Translating Theatre for Restoration Audiences: The Case of Spanish Drama

Assoc. Prof. Jorge Braga Riera

From 1660 onwards, Restoration dramatists drew on the seventeenth-century Spanish comedy of intrigue in search of new plots and characters that might appeal to London audiences. As a result, Hispanic drama in translation enjoyed a period of extreme popularity in England, never to be repeated until the turn of the twenty-first century.

This lecture attempts to show how, despite the socio-historical differences between two distinct theatrical traditions, practitioners managed to successfully turn Golden Age comedias into actable English texts.
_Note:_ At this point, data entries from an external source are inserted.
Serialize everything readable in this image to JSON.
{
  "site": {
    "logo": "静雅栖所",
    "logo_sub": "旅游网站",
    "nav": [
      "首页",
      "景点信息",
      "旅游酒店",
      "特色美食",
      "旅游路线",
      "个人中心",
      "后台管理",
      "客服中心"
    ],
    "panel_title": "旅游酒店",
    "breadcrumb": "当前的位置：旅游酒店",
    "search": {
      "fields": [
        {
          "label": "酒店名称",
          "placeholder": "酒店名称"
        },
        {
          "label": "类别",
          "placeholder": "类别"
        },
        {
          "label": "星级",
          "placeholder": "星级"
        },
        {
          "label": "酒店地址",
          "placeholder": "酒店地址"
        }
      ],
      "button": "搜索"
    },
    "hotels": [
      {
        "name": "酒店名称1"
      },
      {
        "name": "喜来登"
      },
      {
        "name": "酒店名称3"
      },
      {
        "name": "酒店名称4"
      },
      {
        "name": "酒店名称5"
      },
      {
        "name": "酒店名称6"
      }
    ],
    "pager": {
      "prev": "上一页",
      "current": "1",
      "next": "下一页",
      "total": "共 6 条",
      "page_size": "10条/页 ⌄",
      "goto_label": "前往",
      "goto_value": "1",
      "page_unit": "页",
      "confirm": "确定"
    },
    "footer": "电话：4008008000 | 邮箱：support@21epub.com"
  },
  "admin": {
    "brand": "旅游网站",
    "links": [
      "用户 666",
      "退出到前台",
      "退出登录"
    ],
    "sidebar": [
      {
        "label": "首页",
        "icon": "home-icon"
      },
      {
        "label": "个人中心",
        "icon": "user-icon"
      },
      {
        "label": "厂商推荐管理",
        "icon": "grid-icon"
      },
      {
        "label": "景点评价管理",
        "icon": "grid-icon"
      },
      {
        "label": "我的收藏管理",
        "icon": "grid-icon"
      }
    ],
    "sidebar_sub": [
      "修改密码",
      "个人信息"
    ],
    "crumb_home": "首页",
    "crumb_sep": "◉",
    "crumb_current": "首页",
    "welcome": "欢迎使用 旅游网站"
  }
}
Hence, and by comparing a corpus of classical Spanish plays and its translations during the Restoration period, it intends to provide some insight into the mechanisms behind the translators’ choices, both on linguistic and non-verbal levels.

Roughly speaking, two different, performance-oriented strategies can be traced and with diverse purposes. On the one hand, many elements in the source texts were naturalized in order to meet the demands of the target culture, as seen not only in the treatment of rhythm, versification, rhetorical devices and phonic symbolism but also in action, act-division and characterization. This domesticating process can also be observed in the approach to the central motifs of the genre, namely comicality (stage and linguistic), honour and the role of love and women. On the other hand, some aspects present in the original were maintained, blatantly showing the “Spanishness” of the play-text; in this sense, storylines, names and certain paralinguistic and stylistic elements are revealed as objects of analysis.
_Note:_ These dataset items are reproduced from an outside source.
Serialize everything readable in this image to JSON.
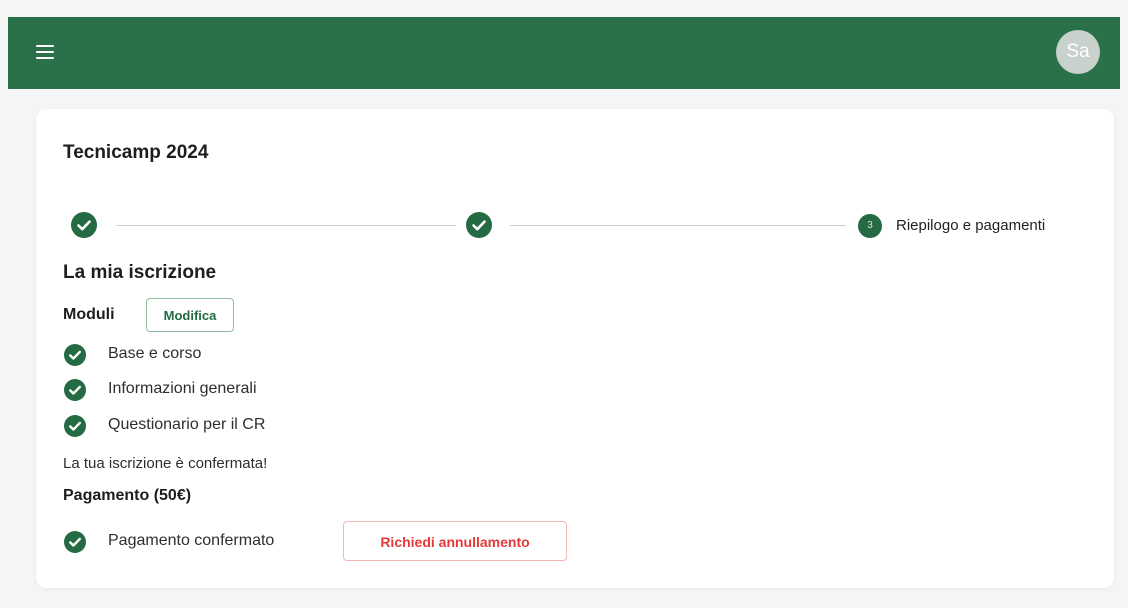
{
  "header": {
    "menu_icon": "hamburger-icon",
    "avatar_initials": "Sa",
    "bar_color": "#2a7048"
  },
  "card": {
    "title": "Tecnicamp 2024",
    "stepper": {
      "steps": [
        {
          "status": "done",
          "icon": "check-icon"
        },
        {
          "status": "done",
          "icon": "check-icon"
        },
        {
          "status": "current",
          "number": "3",
          "label": "Riepilogo e pagamenti"
        }
      ]
    },
    "section_title": "La mia iscrizione",
    "modules": {
      "label": "Moduli",
      "edit_label": "Modifica",
      "items": [
        {
          "label": "Base e corso",
          "icon": "check-circle-icon"
        },
        {
          "label": "Informazioni generali",
          "icon": "check-circle-icon"
        },
        {
          "label": "Questionario per il CR",
          "icon": "check-circle-icon"
        }
      ]
    },
    "confirmation_text": "La tua iscrizione è confermata!",
    "payment": {
      "title": "Pagamento (50€)",
      "status_label": "Pagamento confermato",
      "status_icon": "check-circle-icon",
      "cancel_label": "Richiedi annullamento"
    }
  },
  "colors": {
    "accent": "#246a43",
    "danger": "#e53a3a"
  }
}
The comparative study draws significant conclusions on the validity of these tailor-made, accommodating formulas, and raises questions as to what extent the translators’ mediating versions left their mark offering theatregoers a particular vision of Spain through drama translation techniques.
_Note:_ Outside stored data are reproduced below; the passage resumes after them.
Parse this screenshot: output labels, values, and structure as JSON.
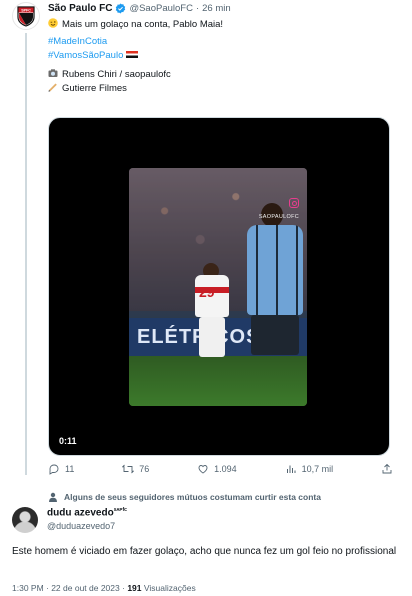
{
  "tweet1": {
    "author_name": "São Paulo FC",
    "handle": "@SaoPauloFC",
    "separator": "·",
    "time": "26 min",
    "text": "Mais um golaço na conta, Pablo Maia!",
    "hashtag1": "#MadeInCotia",
    "hashtag2": "#VamosSãoPaulo",
    "credit_photo": "Rubens Chiri / saopaulofc",
    "credit_film": "Gutierre Filmes",
    "video": {
      "board_text": "ELÉTRICOS",
      "watermark": "SAOPAULOFC",
      "duration": "0:11",
      "jersey_number": "29"
    },
    "actions": {
      "replies": "11",
      "retweets": "76",
      "likes": "1.094",
      "views": "10,7 mil"
    }
  },
  "social_context": "Alguns de seus seguidores mútuos costumam curtir esta conta",
  "tweet2": {
    "author_name": "dudu azevedo",
    "author_suffix": "sᴀᴘfᴄ",
    "handle": "@duduazevedo7",
    "text": "Este homem é viciado em fazer golaço, acho que nunca fez um gol feio no profissional",
    "timestamp": "1:30 PM · 22 de out de 2023 ·",
    "views_count": "191",
    "views_label": "Visualizações"
  },
  "colors": {
    "accent": "#1d9bf0",
    "muted": "#536471",
    "text": "#0f1419",
    "spfc_red": "#c81d25"
  },
  "icons": [
    "spfc-crest-icon",
    "verified-badge-icon",
    "wink-emoji-icon",
    "brazil-flag-icon",
    "camera-icon",
    "writing-hand-icon",
    "reply-icon",
    "retweet-icon",
    "like-icon",
    "views-icon",
    "share-icon",
    "person-icon"
  ]
}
You can watch the recording of the plenary lecture here.

Jorge Braga Riera is Associate Professor in the Department of English Studies at the Complutense University of Madrid, where he teaches graduate and undergraduate courses, chiefly in the field of translation and contrastive studies. His research lines are mainly focused on literary translation (principally drama), on which he has written book chapters and articles in different specialising journals. Within this line he has published the volume Classical Spanish Drama in Restoration English (1660-1700) (Amsterdam & Philadelphia, John Benjamins, 2009). He is member of the Theatre Institute of Madrid has has recently co-edited the Dictionary of Theatrical Reception in Spain (Antígona, 2020, forthcoming).